Jakarta, Aktual.com – Kinerja PT Perusahaan Listrik Negara (Persero) terus menunjukkan performa yang mengkhawatirkan, mengingat utang-utang BUMN listrik ini terus menumpuk.
Padahal, kinerja PLN sendiri di tahun ini sudah menaikan tarif dasar listrik (TDL) atau mencabut subsidi terutama untuk golongan 900 volt ampere (VA), mestinya kebijakan berutangnya tak terlalu tinggi.
“Tapi anehnya, semua kebijakan terus dilakukan, agar bisa punya kemampuan untuk berhutang. Seperti melakukan revaluasi aset. Itu dilakukan hanya untuk memperlebar ruang berhutang PLN,” tandas pengamat ekonomi politik dari AEPI (Asosiasi Ekonomi Politik Indonesia), Salamuddin Daeng kepada Aktual.com, Sabtu (10/6).
Menurut Daeng, dengan melakukan revaluasi aset, aset PLN memang memabangkak nilainya jadi Rp1.250 triliun. Tapi kebijakan itu hanya untuk mempermudah perseroan untuk berhutang saja. Makanya pihak PLN selalu berdalih rasio utangnya atau debt to equity ratio (DER)-nya selalu diklaim masih aman.
“Padahal dari sisi capaian laba PLN, mereka tidak mungkin membayar utang raksasa yang diderita PLN itu. Bahkan yang ada, cepat atau lambat PLN akan habis dijarah asing dan taipan. Dan menjadi milik asing,” keluh Daeng.
Dari catatannya, total utang PLN telah mencapai Rp500,175 triliun. Belum termasuk rencana utang terbaru PLN yang bakal menerbitkan surat utang (obligasi dan sukuk) senilai Rp10 triliun.
“Ini merupakan perusahaan dengan rekor tertinggi dalam mengambil utang. Total utang PLN sebelum revaluasi asset itu telah lebih dari 100% dari total asetnya,” kata dia.

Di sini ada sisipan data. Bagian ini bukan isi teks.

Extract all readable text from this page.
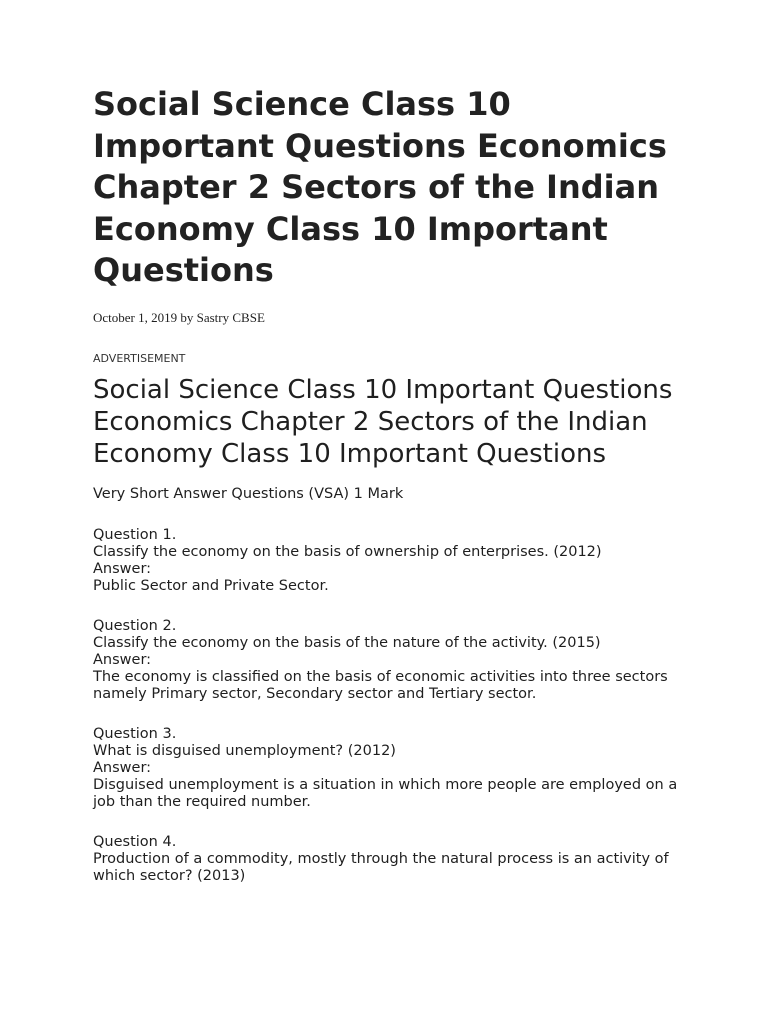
Social Science Class 10 Important Questions Economics Chapter 2 Sectors of the Indian Economy Class 10 Important Questions
October 1, 2019 by Sastry CBSE
ADVERTISEMENT
Social Science Class 10 Important Questions Economics Chapter 2 Sectors of the Indian Economy Class 10 Important Questions
Very Short Answer Questions (VSA) 1 Mark
Question 1.
Classify the economy on the basis of ownership of enterprises. (2012)
Answer:
Public Sector and Private Sector.
Question 2.
Classify the economy on the basis of the nature of the activity. (2015)
Answer:
The economy is classified on the basis of economic activities into three sectors namely Primary sector, Secondary sector and Tertiary sector.
Question 3.
What is disguised unemployment? (2012)
Answer:
Disguised unemployment is a situation in which more people are employed on a job than the required number.
Question 4.
Production of a commodity, mostly through the natural process is an activity of which sector? (2013)
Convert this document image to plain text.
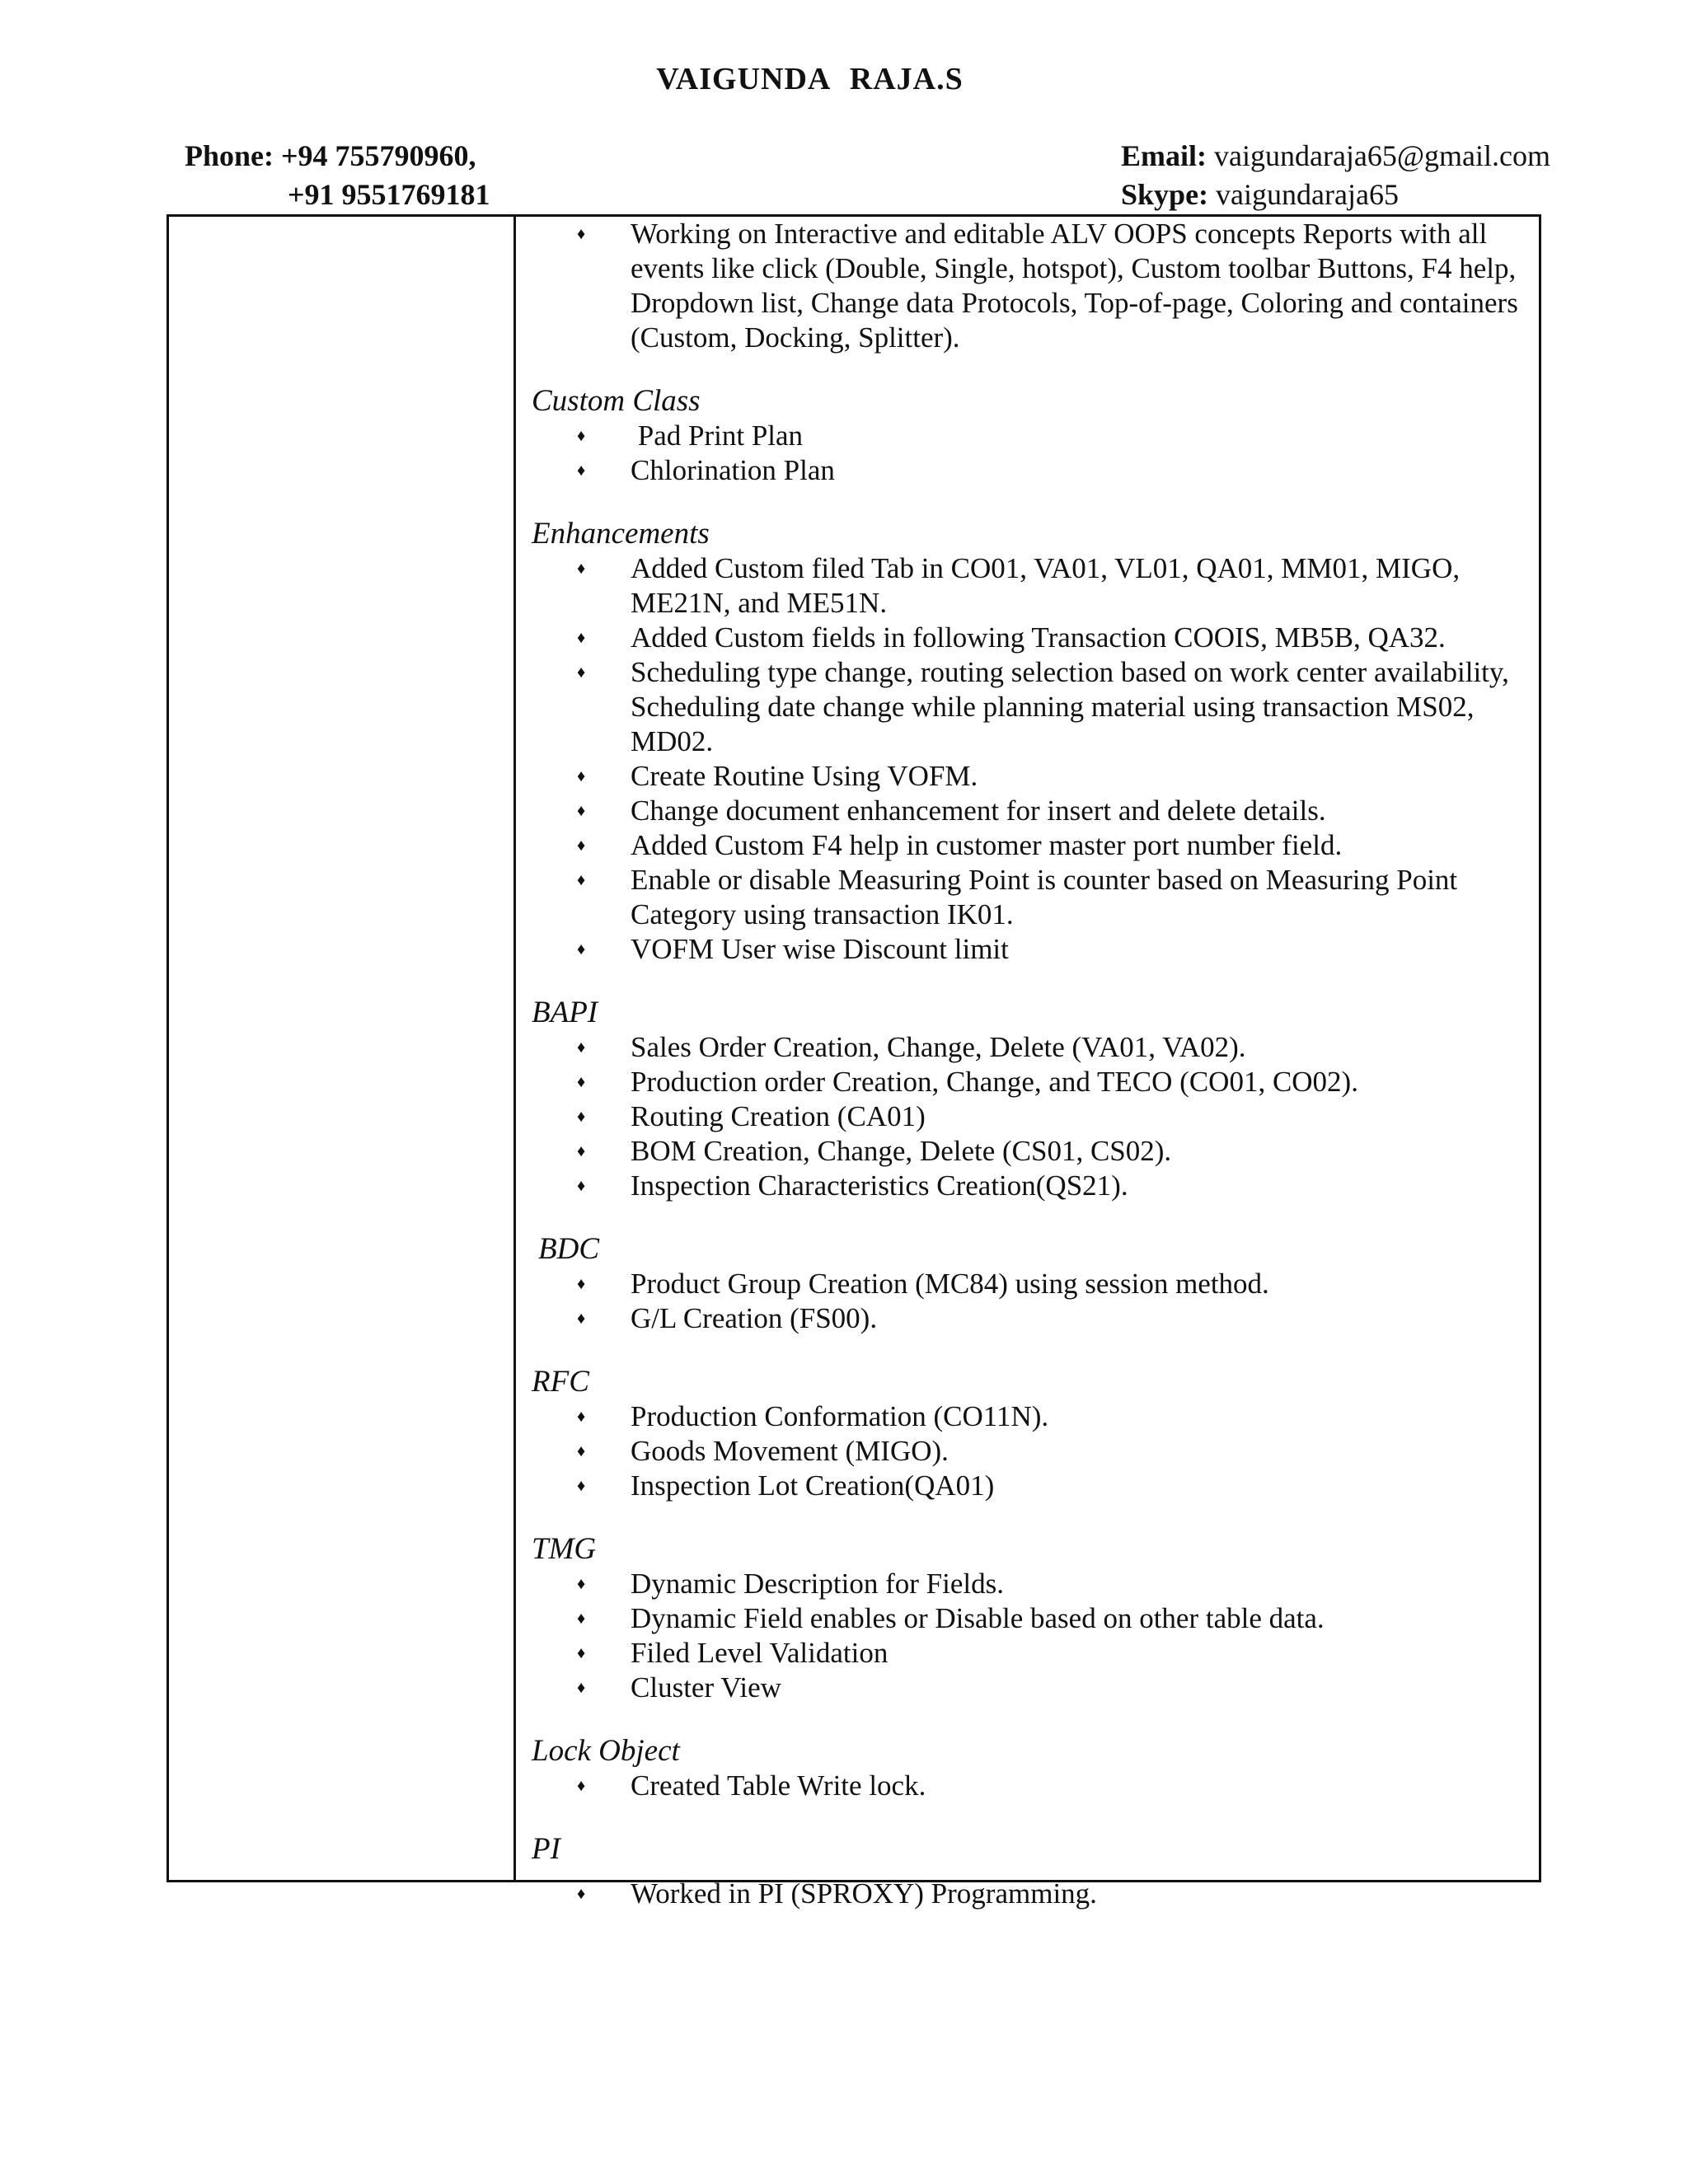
VAIGUNDA RAJA.S
Phone: +94 755790960,
+91 9551769181
Email: vaigundaraja65@gmail.com
Skype: vaigundaraja65
♦ Working on Interactive and editable ALV OOPS concepts Reports with all events like click (Double, Single, hotspot), Custom toolbar Buttons, F4 help, Dropdown list, Change data Protocols, Top-of-page, Coloring and containers (Custom, Docking, Splitter).
Custom Class
♦  Pad Print Plan
♦ Chlorination Plan
Enhancements
♦ Added Custom filed Tab in CO01, VA01, VL01, QA01, MM01, MIGO, ME21N, and ME51N.
♦ Added Custom fields in following Transaction COOIS, MB5B, QA32.
♦ Scheduling type change, routing selection based on work center availability, Scheduling date change while planning material using transaction MS02, MD02.
♦ Create Routine Using VOFM.
♦ Change document enhancement for insert and delete details.
♦ Added Custom F4 help in customer master port number field.
♦ Enable or disable Measuring Point is counter based on Measuring Point Category using transaction IK01.
♦ VOFM User wise Discount limit
BAPI
♦ Sales Order Creation, Change, Delete (VA01, VA02).
♦ Production order Creation, Change, and TECO (CO01, CO02).
♦ Routing Creation (CA01)
♦ BOM Creation, Change, Delete (CS01, CS02).
♦ Inspection Characteristics Creation(QS21).
BDC
♦ Product Group Creation (MC84) using session method.
♦ G/L Creation (FS00).
RFC
♦ Production Conformation (CO11N).
♦ Goods Movement (MIGO).
♦ Inspection Lot Creation(QA01)
TMG
♦ Dynamic Description for Fields.
♦ Dynamic Field enables or Disable based on other table data.
♦ Filed Level Validation
♦ Cluster View
Lock Object
♦ Created Table Write lock.
PI
♦ Worked in PI (SPROXY) Programming.
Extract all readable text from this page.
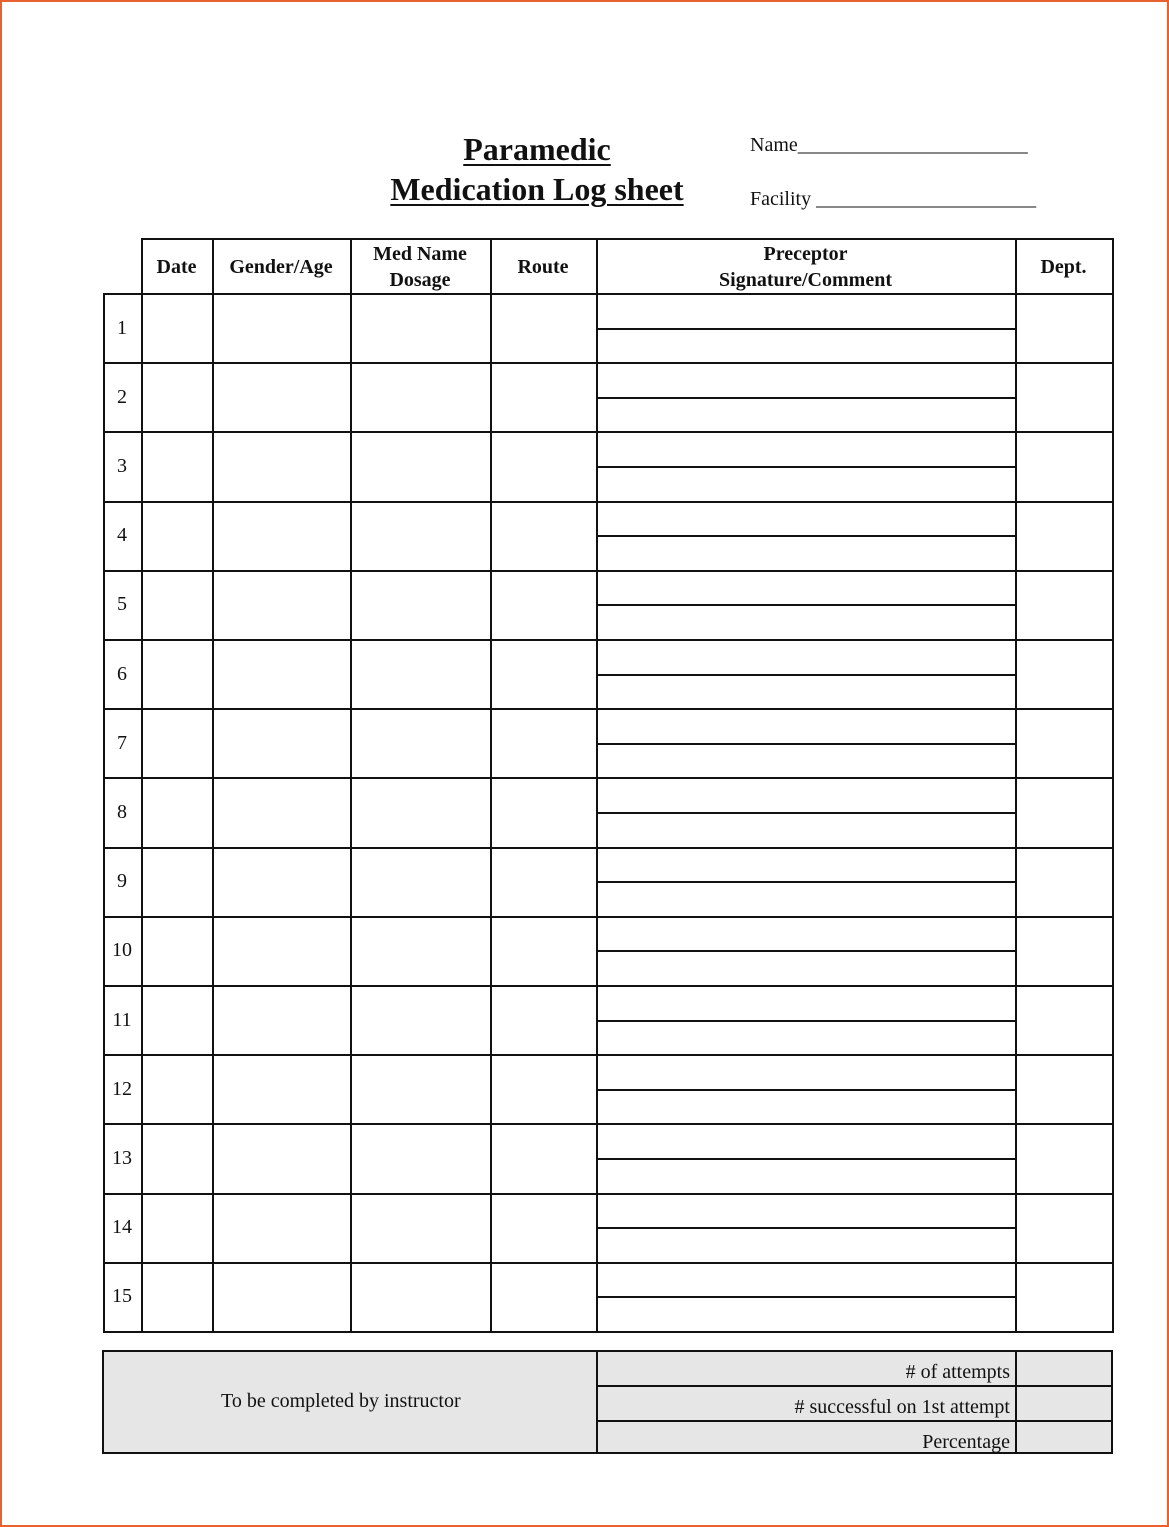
Paramedic
Medication Log sheet
Name_______________________
Facility ______________________
1
2
3
4
5
6
7
8
9
10
11
12
13
14
15
Date Gender/Age
Med Name
Dosage
Route
Preceptor
Signature/Comment
Dept.
To be completed by instructor
# of attempts
# successful on 1st attempt
Percentage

Pertanyaannya, kata dia, sampai kapan perusahaan ini dapat membayar utangnya? Meskipun seluruh keuntungan perseroan untuk bayar utang maka dalam tempo 50 tahun belum tentu akan lunas.
Makanya, itulah mengapa harga listrik terus digenjot naik tanpa memikirkan daya beli masyarakat. “Bahkan kenaikan listrik sendiri telah mengesampingkan kondisi penurunan harga batubara, gas dan minyak yang merupakan unsur biaya terbesar dalam PLN selama ini,” pungkas dia.